Johnny Rotten, chanteur des Sex Pistols, groupe étendard du mouvement punk, l'affirme sans tortiller : Malcolm McLaren, manager présumé mais aucunement responsable de l'avènement de ce quatuor à scandale, est responsable de la débâcle annoncée et du décès de Sid Vicious, son bassiste emblématique.

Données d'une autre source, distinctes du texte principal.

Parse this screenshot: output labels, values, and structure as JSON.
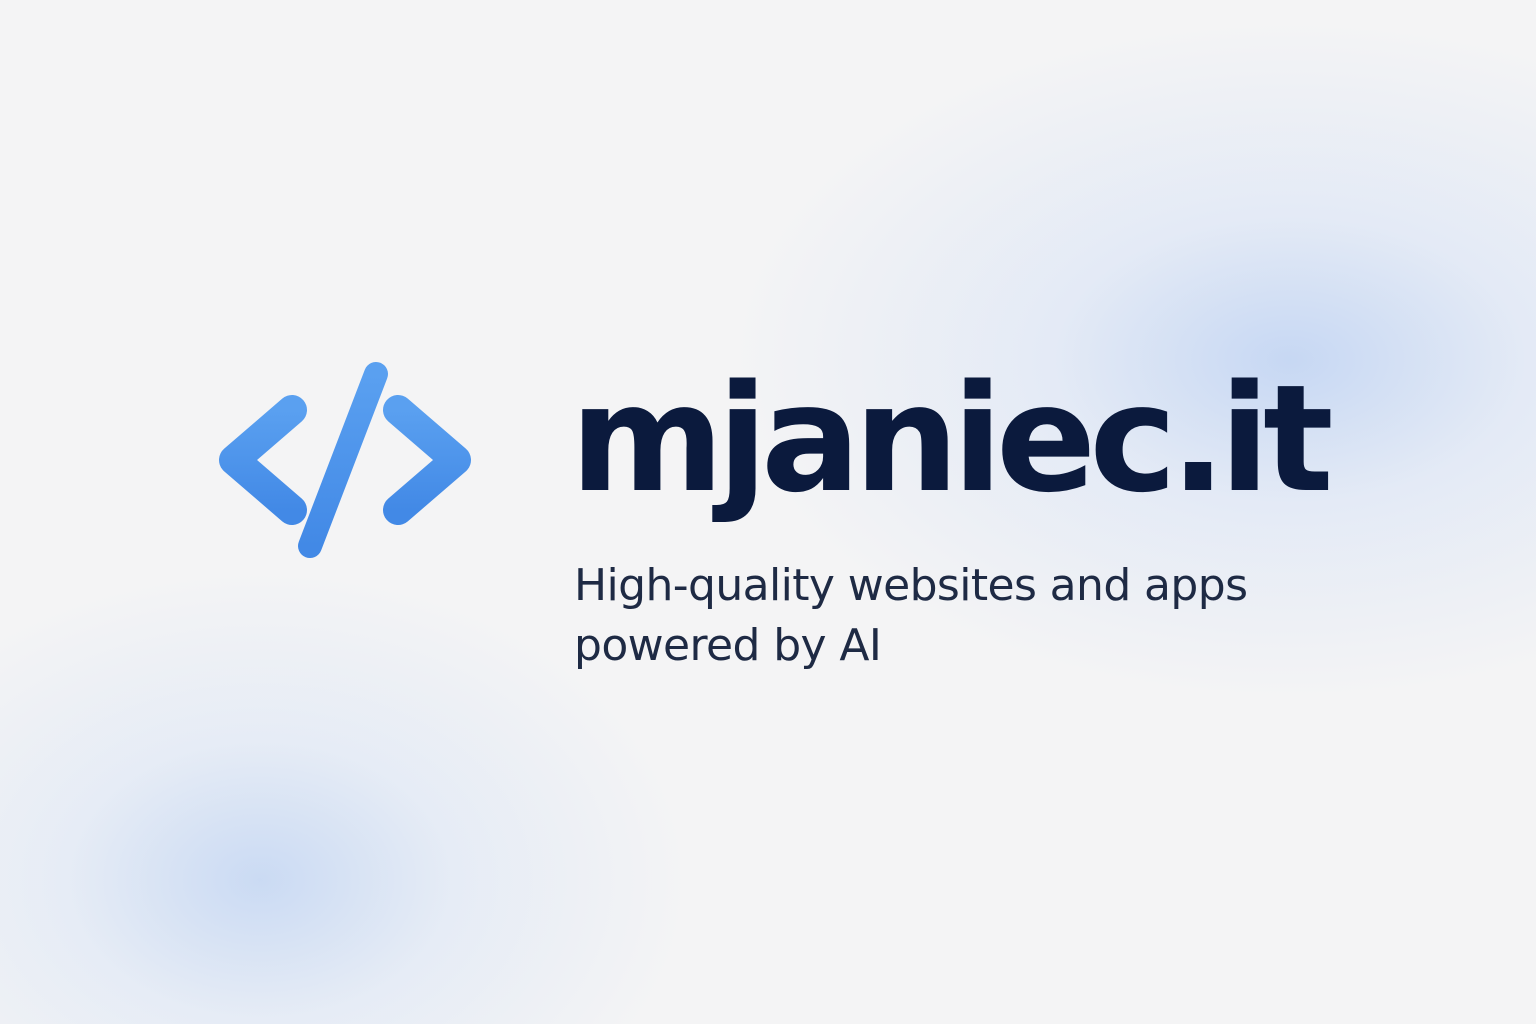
{
  "brand": {
    "name": "mjaniec.it",
    "logo_icon": "code-brackets-icon",
    "accent_color": "#4c93ec",
    "text_color": "#0b1a3d"
  },
  "tagline": {
    "line1": "High-quality websites and apps",
    "line2": "powered by AI"
  }
}
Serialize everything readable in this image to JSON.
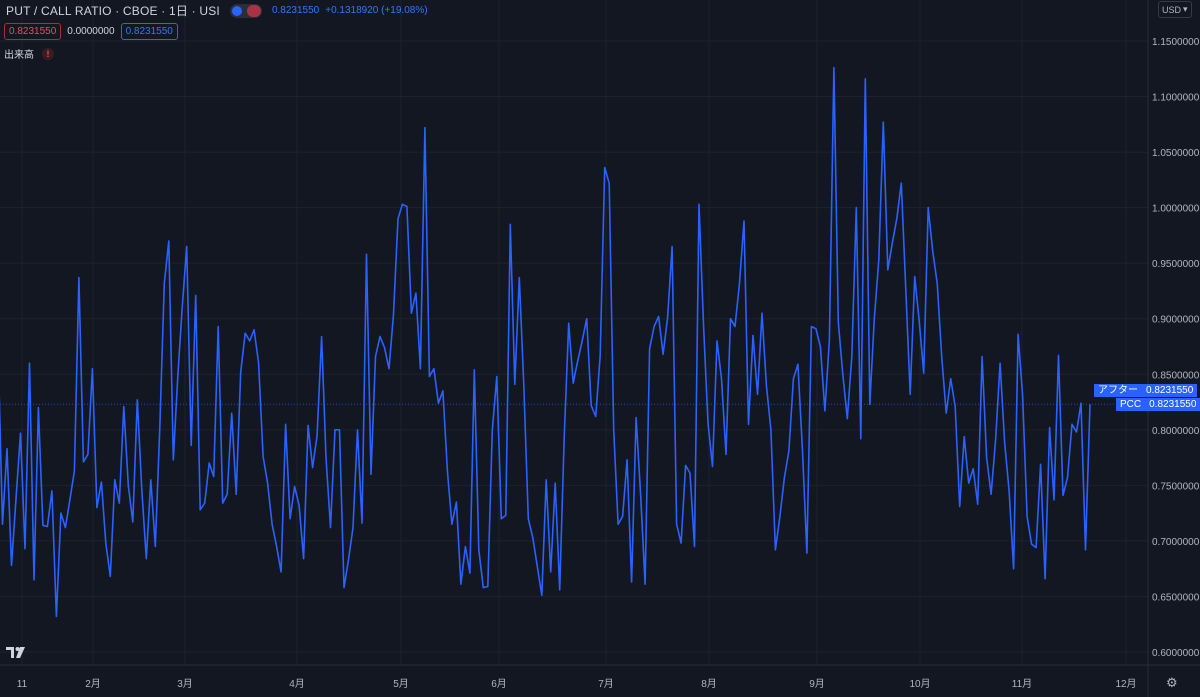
{
  "header": {
    "symbol": "PUT / CALL RATIO · CBOE · 1日 · USI",
    "last": "0.8231550",
    "change": "+0.1318920 (+19.08%)",
    "bid": "0.8231550",
    "spread": "0.0000000",
    "ask": "0.8231550",
    "volume_label": "出来高",
    "warning_glyph": "!"
  },
  "currency": "USD",
  "tags": [
    {
      "label": "アフター",
      "value": "0.8231550"
    },
    {
      "label": "PCC",
      "value": "0.8231550"
    }
  ],
  "colors": {
    "background": "#131722",
    "grid": "#1e222d",
    "line": "#2962ff",
    "last_line": "#2962ff",
    "axis_text": "#b2b5be",
    "border": "#2a2e39"
  },
  "chart_data": {
    "type": "line",
    "ylim": [
      0.6,
      1.15
    ],
    "y_ticks": [
      "0.6000000",
      "0.6500000",
      "0.7000000",
      "0.7500000",
      "0.8000000",
      "0.8500000",
      "0.9000000",
      "0.9500000",
      "1.0000000",
      "1.0500000",
      "1.1000000",
      "1.1500000"
    ],
    "x_ticks": [
      "11",
      "2月",
      "3月",
      "4月",
      "5月",
      "6月",
      "7月",
      "8月",
      "9月",
      "10月",
      "11月",
      "12月"
    ],
    "series": [
      {
        "values": [
          0.875,
          0.715,
          0.783,
          0.678,
          0.738,
          0.797,
          0.693,
          0.86,
          0.665,
          0.82,
          0.714,
          0.713,
          0.745,
          0.632,
          0.725,
          0.712,
          0.737,
          0.763,
          0.937,
          0.771,
          0.778,
          0.855,
          0.73,
          0.753,
          0.697,
          0.668,
          0.755,
          0.734,
          0.821,
          0.75,
          0.717,
          0.827,
          0.746,
          0.684,
          0.755,
          0.695,
          0.802,
          0.932,
          0.97,
          0.773,
          0.848,
          0.91,
          0.965,
          0.786,
          0.921,
          0.728,
          0.734,
          0.77,
          0.758,
          0.893,
          0.734,
          0.742,
          0.815,
          0.742,
          0.852,
          0.887,
          0.88,
          0.89,
          0.86,
          0.776,
          0.752,
          0.715,
          0.695,
          0.672,
          0.805,
          0.72,
          0.749,
          0.732,
          0.684,
          0.804,
          0.766,
          0.795,
          0.884,
          0.775,
          0.712,
          0.8,
          0.8,
          0.658,
          0.683,
          0.712,
          0.8,
          0.716,
          0.958,
          0.76,
          0.866,
          0.884,
          0.874,
          0.855,
          0.904,
          0.99,
          1.003,
          1.001,
          0.905,
          0.923,
          0.855,
          1.072,
          0.848,
          0.855,
          0.824,
          0.835,
          0.763,
          0.715,
          0.735,
          0.661,
          0.695,
          0.671,
          0.854,
          0.692,
          0.658,
          0.659,
          0.8,
          0.848,
          0.72,
          0.723,
          0.985,
          0.841,
          0.937,
          0.84,
          0.72,
          0.703,
          0.677,
          0.651,
          0.755,
          0.672,
          0.752,
          0.656,
          0.793,
          0.896,
          0.842,
          0.862,
          0.88,
          0.9,
          0.822,
          0.812,
          0.867,
          1.036,
          1.022,
          0.8,
          0.715,
          0.722,
          0.773,
          0.663,
          0.811,
          0.742,
          0.661,
          0.873,
          0.893,
          0.902,
          0.868,
          0.901,
          0.965,
          0.715,
          0.698,
          0.768,
          0.761,
          0.695,
          1.003,
          0.895,
          0.806,
          0.767,
          0.88,
          0.846,
          0.778,
          0.9,
          0.893,
          0.932,
          0.988,
          0.805,
          0.885,
          0.832,
          0.905,
          0.84,
          0.8,
          0.692,
          0.722,
          0.757,
          0.781,
          0.846,
          0.859,
          0.783,
          0.689,
          0.893,
          0.891,
          0.875,
          0.817,
          0.881,
          1.126,
          0.897,
          0.85,
          0.81,
          0.866,
          1.0,
          0.792,
          1.116,
          0.823,
          0.9,
          0.953,
          1.077,
          0.944,
          0.968,
          0.99,
          1.022,
          0.926,
          0.832,
          0.938,
          0.898,
          0.851,
          1.0,
          0.961,
          0.932,
          0.866,
          0.815,
          0.846,
          0.821,
          0.731,
          0.794,
          0.752,
          0.765,
          0.733,
          0.866,
          0.775,
          0.742,
          0.791,
          0.86,
          0.789,
          0.745,
          0.675,
          0.886,
          0.831,
          0.722,
          0.697,
          0.694,
          0.769,
          0.666,
          0.802,
          0.737,
          0.867,
          0.741,
          0.757,
          0.805,
          0.798,
          0.824,
          0.692,
          0.823
        ]
      }
    ]
  }
}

Ceci asséné, L'Obscénité et la fureur apparaît comme un captivant reportage sur la carrière météorique d'un groupe dont la seule velléité revendiquée était d'affirmer sa différence à tout prix. Intime des musiciens survivants et vidéaste aujourd'hui confirmé, Julian Temple, sans pression de McLaren, est seul maître à bord de ce biopic sidérant que Rotten lui-même considère, avec le recul, comme le plus sordide des voyages. Ici mieux qu'ailleurs, toute la vérité est faite sur un mouvement né pour mourir vite dans les souffrances que l'on sait.
Récupéré par une armée de suiveurs, le punk restera comme un courant majeur en ce sens qu'il fit table rase et atomisa le paysage musical de la fin des années 70. Documents d'époque et témoignages récents constituent l'essentiel de cette œuvre montée à la machette par un Temple habité par son sujet (il est l'un des témoins privilégiés de ces quelques mois de tourmente) qui risque de choquer, d'émouvoir ou d'anéantir ceux qui croient que rap et le death metal sont des courants musicaux violents.